L’Empereur byzantin Constantin (337-272) s’efforça d’endiguer le prosélytisme juif et interdit le mariage entre Juifs et Chrétiens. Il défendit aux Juifs d’avoir des servantes chrétiennes et de circoncire des esclaves païens. Durant le règne de Justinien la situation des Juifs d’Afrique du Nord se détériora. Selon un décret de 535 il fut interdit au Juifs, aux ariens et aux donatistes d’occuper des postes dans l’administration ou de posséder des esclaves chrétiens. Les décrets de 545 et 553 interdisaient aux Juifs de convertir des Chrétiens. Par la promulgation de ces décrets on apprend que le mouvement prosélyte juif n’a pas cessé mais s’est plutôt renforcé au point qu’il fallait l’interdire par décret. Une hypothèse suggère que ces persécutions ainsi que le commerce caravanier international ont incité des Juifs à émigrer à l’intérieur du continent, loin de la culture byzantine-chrétienne. C’est ainsi que l’on pourrait peut être expliquer la présence de communautés juives, non hellénisés, à Wargala et au Draa aux confins du Sahara.
Pendant que l’orthodoxie chrétienne officielle était occupée par des débats stériles avec les courants hérétiques, ariens et donatistes ; les Arabes réussirent à conquérir sans grands problèmes l’Empire byzantin et instaurer une nouvelle religion d’état : l’islam. La population berbère hellénisée passa très facilement du Christianisme à l’Islam comme si ce n’était qu’une branche hérétique de leur ancienne religion.

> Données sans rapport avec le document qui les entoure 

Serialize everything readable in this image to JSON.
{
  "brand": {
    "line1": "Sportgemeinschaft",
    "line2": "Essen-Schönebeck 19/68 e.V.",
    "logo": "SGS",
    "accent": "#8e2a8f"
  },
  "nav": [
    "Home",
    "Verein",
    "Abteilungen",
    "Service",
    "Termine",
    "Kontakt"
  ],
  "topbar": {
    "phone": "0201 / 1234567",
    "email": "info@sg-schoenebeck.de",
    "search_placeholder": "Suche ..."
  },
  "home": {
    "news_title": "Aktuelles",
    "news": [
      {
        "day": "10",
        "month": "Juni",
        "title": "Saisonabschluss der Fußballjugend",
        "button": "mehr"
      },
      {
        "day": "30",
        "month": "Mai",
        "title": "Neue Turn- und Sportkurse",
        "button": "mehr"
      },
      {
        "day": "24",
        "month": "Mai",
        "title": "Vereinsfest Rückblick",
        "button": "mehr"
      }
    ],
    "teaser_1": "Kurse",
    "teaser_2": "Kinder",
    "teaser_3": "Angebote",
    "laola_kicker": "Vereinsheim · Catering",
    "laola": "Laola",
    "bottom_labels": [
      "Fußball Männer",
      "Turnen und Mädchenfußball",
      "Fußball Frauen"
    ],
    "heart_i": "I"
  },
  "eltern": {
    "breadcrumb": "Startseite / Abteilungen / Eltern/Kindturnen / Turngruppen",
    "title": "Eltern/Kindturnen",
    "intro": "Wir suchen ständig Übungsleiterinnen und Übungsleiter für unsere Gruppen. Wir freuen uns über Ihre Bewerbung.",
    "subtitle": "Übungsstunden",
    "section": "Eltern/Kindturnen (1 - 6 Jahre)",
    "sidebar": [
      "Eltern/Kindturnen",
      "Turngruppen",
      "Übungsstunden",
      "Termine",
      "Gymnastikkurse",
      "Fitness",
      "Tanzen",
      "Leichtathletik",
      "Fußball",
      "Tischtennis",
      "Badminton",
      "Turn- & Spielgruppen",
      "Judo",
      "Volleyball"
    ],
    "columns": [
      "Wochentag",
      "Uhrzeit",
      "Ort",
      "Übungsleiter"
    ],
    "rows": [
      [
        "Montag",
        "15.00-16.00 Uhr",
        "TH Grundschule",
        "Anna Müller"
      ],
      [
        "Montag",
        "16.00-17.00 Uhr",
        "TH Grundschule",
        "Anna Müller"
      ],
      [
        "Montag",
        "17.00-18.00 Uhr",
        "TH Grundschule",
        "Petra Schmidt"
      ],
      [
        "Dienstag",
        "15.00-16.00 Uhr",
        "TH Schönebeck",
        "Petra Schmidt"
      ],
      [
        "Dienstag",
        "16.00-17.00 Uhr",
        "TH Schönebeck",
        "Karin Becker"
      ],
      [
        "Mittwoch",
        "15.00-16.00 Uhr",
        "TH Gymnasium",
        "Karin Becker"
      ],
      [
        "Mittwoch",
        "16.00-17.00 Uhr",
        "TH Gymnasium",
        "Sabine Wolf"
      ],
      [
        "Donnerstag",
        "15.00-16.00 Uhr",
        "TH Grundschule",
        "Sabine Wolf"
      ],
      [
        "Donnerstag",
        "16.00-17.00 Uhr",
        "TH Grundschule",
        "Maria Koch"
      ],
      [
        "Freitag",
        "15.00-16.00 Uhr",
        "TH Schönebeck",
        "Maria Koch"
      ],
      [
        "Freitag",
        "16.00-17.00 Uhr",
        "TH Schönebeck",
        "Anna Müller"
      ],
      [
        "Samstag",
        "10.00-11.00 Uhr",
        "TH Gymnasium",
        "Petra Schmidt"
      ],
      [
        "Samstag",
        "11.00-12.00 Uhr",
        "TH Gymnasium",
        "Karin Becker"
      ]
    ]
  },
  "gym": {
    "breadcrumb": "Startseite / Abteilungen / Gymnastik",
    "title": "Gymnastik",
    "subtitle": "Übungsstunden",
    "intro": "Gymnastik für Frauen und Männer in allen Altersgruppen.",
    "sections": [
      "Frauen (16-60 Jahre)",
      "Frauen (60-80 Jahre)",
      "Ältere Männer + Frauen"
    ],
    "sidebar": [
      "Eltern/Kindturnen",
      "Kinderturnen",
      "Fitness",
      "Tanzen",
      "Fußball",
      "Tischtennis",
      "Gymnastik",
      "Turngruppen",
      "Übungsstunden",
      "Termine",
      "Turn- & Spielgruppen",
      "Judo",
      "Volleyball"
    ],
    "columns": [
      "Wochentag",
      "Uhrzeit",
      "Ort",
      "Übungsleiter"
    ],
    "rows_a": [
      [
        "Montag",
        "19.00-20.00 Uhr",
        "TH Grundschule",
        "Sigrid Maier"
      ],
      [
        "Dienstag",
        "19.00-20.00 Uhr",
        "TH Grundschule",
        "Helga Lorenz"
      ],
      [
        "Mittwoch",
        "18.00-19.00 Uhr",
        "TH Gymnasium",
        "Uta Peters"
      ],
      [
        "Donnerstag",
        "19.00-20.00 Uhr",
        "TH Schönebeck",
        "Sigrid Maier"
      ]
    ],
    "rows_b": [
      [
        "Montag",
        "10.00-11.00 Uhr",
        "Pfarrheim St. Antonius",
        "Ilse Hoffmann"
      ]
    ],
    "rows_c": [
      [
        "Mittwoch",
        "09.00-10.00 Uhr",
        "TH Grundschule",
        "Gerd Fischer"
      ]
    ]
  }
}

Dans un certain sens le Judaïsme hellénistique a réussi à conquérir le monde païen, par l’intermédiaire des partisans de Jésus le galiléen opposés au Marcionisme qui voulait détacher le Christianisme naissant de son tronc judéen. C’était la période la plus importante dans l’histoire des conversions massives de païens et de Chrétiens au judaïsme.
Au delà des domaines d’influence de Rome en Afrique, nous n’avons aucun indice concernant des tribus ou des villages berbérophones au Judaïsme. Cette légende diffusée par Ibn Khaldoun a été largement réfutée par l’historien Haim Zeev Hirshberg. Au cour du sixième siècle, à la suite de persécutions anti juives de Justinien, on peut se poser la question : est il possible que les Juifs de souche, les prosélytes et les sympathisants du judaïsme, aient pu résister aux pressions chrétiennes et rester fidèles à leur religion malgré les répressions ? Il est permis de penser que les Juifs de souche ont probablement résisté plus que les prosélytes à ces pressions. Du point de vue ethnique, il est certain que les membres de ces communautés se sont si souvent mélangées et intégrés à d’autres peuplades qu’il serait impossible de prétendre que des Juifs d’Afrique du Nord sont issus d’une seule et unique ethnie ou d’une seule origine génétique.